Looking at the manual, a paradox emerges. If the time machine was used to transport the manual back in time, and the manual was used to create the time machine, then who created the manual, and where did it come from? This is the Bootstrap paradox.
This paradox's focus can be a person, object, or piece of information. While the anecdotes may vary, the premise remains the same. There is a connection between the past, present, and future. Time passes linearly, from point to point but the Bootstrap Paradox challenges this notion. Let’s think of the past, present, and future as three points: A, B, and C. In this case, A influences B, and B influences C. However, C then influences A once again. An analogy might help here.
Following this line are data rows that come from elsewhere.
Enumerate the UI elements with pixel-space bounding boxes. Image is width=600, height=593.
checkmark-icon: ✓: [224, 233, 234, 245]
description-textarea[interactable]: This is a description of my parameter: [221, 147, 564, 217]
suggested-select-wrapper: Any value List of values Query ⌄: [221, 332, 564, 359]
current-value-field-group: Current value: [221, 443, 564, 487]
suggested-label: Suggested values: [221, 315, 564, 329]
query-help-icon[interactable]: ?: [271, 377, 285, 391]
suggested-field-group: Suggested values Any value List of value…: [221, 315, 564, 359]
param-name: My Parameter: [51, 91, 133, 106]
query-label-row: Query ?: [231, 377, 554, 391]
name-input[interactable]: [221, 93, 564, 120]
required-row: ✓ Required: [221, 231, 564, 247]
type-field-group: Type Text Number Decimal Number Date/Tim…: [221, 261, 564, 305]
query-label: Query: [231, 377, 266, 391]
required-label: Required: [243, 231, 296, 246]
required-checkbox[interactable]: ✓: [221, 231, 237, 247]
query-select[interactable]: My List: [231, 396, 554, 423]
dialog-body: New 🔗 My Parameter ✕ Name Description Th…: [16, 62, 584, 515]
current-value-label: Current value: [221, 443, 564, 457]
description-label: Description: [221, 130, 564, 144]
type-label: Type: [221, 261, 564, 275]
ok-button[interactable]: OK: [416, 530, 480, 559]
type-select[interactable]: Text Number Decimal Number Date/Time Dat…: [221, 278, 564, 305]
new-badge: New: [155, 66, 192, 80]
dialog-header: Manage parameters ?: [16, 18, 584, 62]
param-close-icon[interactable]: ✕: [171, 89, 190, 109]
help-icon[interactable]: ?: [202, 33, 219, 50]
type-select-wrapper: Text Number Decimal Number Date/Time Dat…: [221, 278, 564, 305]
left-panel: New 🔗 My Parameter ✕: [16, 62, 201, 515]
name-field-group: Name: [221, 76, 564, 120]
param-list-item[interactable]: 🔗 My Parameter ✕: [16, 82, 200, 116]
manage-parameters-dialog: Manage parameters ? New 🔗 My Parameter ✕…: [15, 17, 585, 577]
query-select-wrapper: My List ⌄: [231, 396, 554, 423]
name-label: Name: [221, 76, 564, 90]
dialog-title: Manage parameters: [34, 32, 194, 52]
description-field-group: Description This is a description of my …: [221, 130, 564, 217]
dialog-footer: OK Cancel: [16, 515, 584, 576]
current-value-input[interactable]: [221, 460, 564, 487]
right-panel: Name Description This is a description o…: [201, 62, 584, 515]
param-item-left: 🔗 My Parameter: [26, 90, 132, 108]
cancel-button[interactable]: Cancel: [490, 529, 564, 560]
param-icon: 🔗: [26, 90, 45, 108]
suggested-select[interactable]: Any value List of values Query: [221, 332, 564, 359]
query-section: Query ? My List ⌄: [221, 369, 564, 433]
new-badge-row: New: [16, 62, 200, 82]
Picture a scientist traveling back in time and explaining the theory of relativity to Albert Einstein. Einstein then publishes the theory which is read by the traveler in the future and in essence, the future has influenced the past.
The bootstrap paradox challenges the idea of time and the concept of free will, raising the question, “Do we have a choice?”. If a time traveler has received the instructions to build a time machine from himself, has his fate been predetermined?
Following traditional logic, this is impossible, violating the second law of thermodynamics: that in any closed system, the entropy of the system will either remain constant or increase. Theoretically, any object stuck in a time loop should eventually wear down and disappear, rendering the loop closed, and the object ineffective, but this is not the case. The book maintains its form, no matter how many times the loop has been completed, suggesting that time travel bypasses the laws of physics and is therefore logically impossible.
Suspending our disbelief, however, we can find a solution to this paradox, the multiverse theory; the idea that when a person travels through time, they enter an alternate universe, a duplicate. Acting in this new universe, the traveler leaves the original untouched. While this theory is more of a bypass than a solution, it is the only viable answer that has been proposed.
Truth be told, we may never know the answers to these questions. We don’t know if the world we live in is a continuous stretch, from the past to the future, or if the past, present, and future all exist at the same time. Even more unsettling is what we do know. We know that once time travel is discovered, it will have always existed. And if this is the case, then freedom of choice is merely a concept created in the mind, a faltering idea that pales in comparison to a universal truth. Whatever the answer, the real question is, do we want to know?